Z profilu wygląda podobnie do hatchbacka lub kombi, ale ma podwyższone nadwozie i większy prześwit (odległość najniższego punktu podwozia od podłoża). Początkowo SUV-y miały w jak największym stopniu swoim wyglądem przywoływać na myśl surowe, terenowe warunki. Dziś z kolei trendem jest „cywilizowany”, miejski wygląd. Dokładne znaczenie akronimu SUV, czyli „sport utility vehicle”, jest często niewolniczo tłumaczone jako „pojazd sportowo-użytkowy”. W rzeczywistości skrót ten oznacza coś w rodzaju „pojazdu rekreacyjnego”. Nawiasem mówiąc, właśnie to tłumaczenie oddaje rzeczywiste pochodzenie tej kategorii pojazdów. SUV-y powstały w Ameryce Północnej jako wszechstronne, przestronne pojazdy, w których można przewieźć całą rodzinę wraz z całym sprzętem biwakowym na kemping z dala od utwardzonych dróg. Dziś natomiast większość SUV-ów nie pokonuje przeszkód trudniejszych niż próg zwalniający na parkingu centrum handlowego. Klienci jednak szukają tego typu samochodów ze względu na łatwiejsze wsiadanie, lepszą widoczność i często subiektywne poczucie bezpieczeństwa, jakie daje masywne nadwozie.

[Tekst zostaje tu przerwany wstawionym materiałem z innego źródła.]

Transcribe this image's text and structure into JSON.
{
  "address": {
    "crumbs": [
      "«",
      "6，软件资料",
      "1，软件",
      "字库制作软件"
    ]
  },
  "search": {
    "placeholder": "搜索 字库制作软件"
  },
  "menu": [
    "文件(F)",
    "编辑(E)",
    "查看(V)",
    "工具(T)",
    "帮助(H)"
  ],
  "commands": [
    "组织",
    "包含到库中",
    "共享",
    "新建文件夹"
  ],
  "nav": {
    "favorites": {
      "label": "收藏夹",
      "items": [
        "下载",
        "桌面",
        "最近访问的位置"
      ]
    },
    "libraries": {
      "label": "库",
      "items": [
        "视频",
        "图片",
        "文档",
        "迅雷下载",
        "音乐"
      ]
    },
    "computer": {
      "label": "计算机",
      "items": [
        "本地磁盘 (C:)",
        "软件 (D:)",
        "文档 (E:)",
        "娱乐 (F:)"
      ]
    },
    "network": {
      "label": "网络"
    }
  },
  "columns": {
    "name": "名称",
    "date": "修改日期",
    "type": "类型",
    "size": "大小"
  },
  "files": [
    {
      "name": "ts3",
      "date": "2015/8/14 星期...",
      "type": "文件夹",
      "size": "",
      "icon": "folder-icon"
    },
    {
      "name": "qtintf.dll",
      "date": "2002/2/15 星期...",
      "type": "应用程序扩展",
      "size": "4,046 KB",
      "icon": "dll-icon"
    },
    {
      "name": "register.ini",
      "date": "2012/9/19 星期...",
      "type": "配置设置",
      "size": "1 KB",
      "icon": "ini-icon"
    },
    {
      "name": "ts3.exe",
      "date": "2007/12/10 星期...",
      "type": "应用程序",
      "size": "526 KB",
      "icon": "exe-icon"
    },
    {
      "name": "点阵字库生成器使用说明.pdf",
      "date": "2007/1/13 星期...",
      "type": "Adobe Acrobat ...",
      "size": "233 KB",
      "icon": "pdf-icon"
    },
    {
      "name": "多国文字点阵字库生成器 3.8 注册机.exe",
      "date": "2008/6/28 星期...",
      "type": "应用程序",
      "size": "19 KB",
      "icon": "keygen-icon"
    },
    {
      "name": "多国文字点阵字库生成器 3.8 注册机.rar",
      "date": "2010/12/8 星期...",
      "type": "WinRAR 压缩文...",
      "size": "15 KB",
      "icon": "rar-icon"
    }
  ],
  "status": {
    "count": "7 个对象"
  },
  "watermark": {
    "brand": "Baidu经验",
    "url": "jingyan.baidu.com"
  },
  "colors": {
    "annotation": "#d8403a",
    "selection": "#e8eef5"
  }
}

Wcześniej zwyczajowo rozróżniano „miękkie” SUV-y i „prawdziwe” samochody terenowe o konstrukcji przystosowanej do regularnego użytkowania w trudnym terenie. Ten podział jednak już nie obowiązuje. Dziś, ze względów praktycznych, do kategorii SUV-ów zaliczamy również kilka ostatnich prawdziwych samochodów terenowych, takich jak Jeep Wrangler lub Mercedes klasy G.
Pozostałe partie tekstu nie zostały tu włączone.